Il pezzo si potrebbe fermare qui, ognuno di noi sa di cosa parliamo: ma un giorno mio figlio leggerà queste righe, e con queste gli insegnerò che la pioggia a volte porta felicità. Sarebbe stato ugualmente suggestivo Ricardo Kakà, che sfrecciava sul prato bagnato, senza le gocce d’acqua a contornarlo di un’aura quasi mistica? Probabilmente sì, in fondo Kakà quell’anno è stato semplicemente divino.

Senza la pioggia, il lancio di Tempesta perfetta Alessandro Nesta avrebbe raggiunto Clarence Seedorf? Senza la pioggia, la palla, dopo aver impattato il testone di mogano di Clarence, avrebbe preso il giro giusto per planare docile sul sinistro di Ricardo? Senza la pioggia, la saetta scagliata dal Bambino d’Oro si sarebbe infilata nell’angolo più estremo?

Di certo, senza la pioggia avremmo visto chiaramente ottantamila rossoneri piangere di gioia. E’ risaputo che la pioggia penalizzi i giocatori tecnici, che appesantisca il campo, che crei difficoltà a chi ha più talento. Ma quella sera, ciò che è risaputo, evidentemente i nostri non lo sapevano. Specialmente Rino Gattuso, calabrese di Scozia, uno a cui devi dare partite così, uno che vuole il fango in faccia, uno che corre su ogni avversario, che non indietreggia.

E se Gattuso non indietreggia, Pirlo avanza. E avanza. Ma dove va Pirlo? Andrea, dove vai? Non portare il pressing alto, Andrea, siamo scoperti, è lo United, figurati se si lasciano impensierire, figurati se perdono palla, Andrea? Andrea? Mettila in mezzo Andrea! Mettila in mezzo, c’è Pippo tutto solo! Niente, lo anticipano, peccato. Ma se Gattuso non indietreggia, Seedorf avanza. E prende la respinta, una scivolata, un calcio, non cade mai Seedorf: la palla si alza, ma il corpo è già in avanti, il tiro è caricato, il finale è già scritto. Due a zero.

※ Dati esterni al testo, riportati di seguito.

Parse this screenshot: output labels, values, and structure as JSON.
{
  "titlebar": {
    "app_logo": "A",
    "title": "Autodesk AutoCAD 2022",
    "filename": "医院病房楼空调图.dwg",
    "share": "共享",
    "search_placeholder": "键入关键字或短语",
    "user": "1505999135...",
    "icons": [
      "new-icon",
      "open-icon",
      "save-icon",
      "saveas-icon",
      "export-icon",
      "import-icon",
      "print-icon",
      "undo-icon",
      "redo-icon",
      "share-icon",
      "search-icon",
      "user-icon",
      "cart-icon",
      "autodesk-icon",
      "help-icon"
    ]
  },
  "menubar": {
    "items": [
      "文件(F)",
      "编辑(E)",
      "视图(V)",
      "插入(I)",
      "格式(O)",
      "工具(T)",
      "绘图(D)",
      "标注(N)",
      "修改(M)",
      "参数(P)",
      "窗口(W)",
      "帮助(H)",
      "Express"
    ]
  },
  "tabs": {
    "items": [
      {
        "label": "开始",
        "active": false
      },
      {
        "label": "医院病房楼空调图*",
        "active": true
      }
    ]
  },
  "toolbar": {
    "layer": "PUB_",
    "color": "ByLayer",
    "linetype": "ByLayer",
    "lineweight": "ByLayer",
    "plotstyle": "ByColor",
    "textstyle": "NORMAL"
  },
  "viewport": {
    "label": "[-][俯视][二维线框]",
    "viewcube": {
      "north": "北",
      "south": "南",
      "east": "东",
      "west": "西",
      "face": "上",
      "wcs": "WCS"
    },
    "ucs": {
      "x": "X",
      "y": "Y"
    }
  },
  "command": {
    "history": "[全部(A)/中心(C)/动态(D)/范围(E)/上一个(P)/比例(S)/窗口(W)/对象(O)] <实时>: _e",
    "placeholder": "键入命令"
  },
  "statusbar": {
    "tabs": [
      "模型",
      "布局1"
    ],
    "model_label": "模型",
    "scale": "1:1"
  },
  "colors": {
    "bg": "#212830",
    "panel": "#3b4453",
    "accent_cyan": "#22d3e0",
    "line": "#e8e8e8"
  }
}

Senza la pioggia, Vidic avrebbe perso palla, scivolando nella sua area di rigore? Senza la pioggia, lo stesso Vidic avrebbe rinviato di testa proprio sui piedi di Seedorf? Senza la pioggia, il nostro Willy Wonka avrebbe giovato del giusto rimbalzo dopo il tackle, per spingere il pallone in rete e noi in finale? Chi lo sa. Ma in quella notte di pioggia, in quel secondo tempo in cui vediamo qualche spettro, in cui Gattuso e Oddo picchiano Ronaldo e Rooney, in cui temiamo di farci rimontare, è la pioggia stessa ancora una volta ad aiutarci.

Senza la pioggia, l’aggancio difficile di Seedorf sul lancio di Pirlo, sarebbe giunto sul piede di Ambrosini? Senza la pioggia, Ambrosini avrebbe messo un rasoterra di quaranta metri col contagiri sulla corsa di Gilardino che magari non ci faceva impazzire, ma non ha mai sbagliato, neanche quella notte?

E allora pazienza, se piove.
Perché quella notte pioveva, ma noi eravamo felici, di quella felicità cattiva, perché la battaglia di San Siro spianava la strada a ciò che desideravamo tutti: non la finale, non la coppa. La vendetta.
Perché dopo Istambul c’è sempre Atene.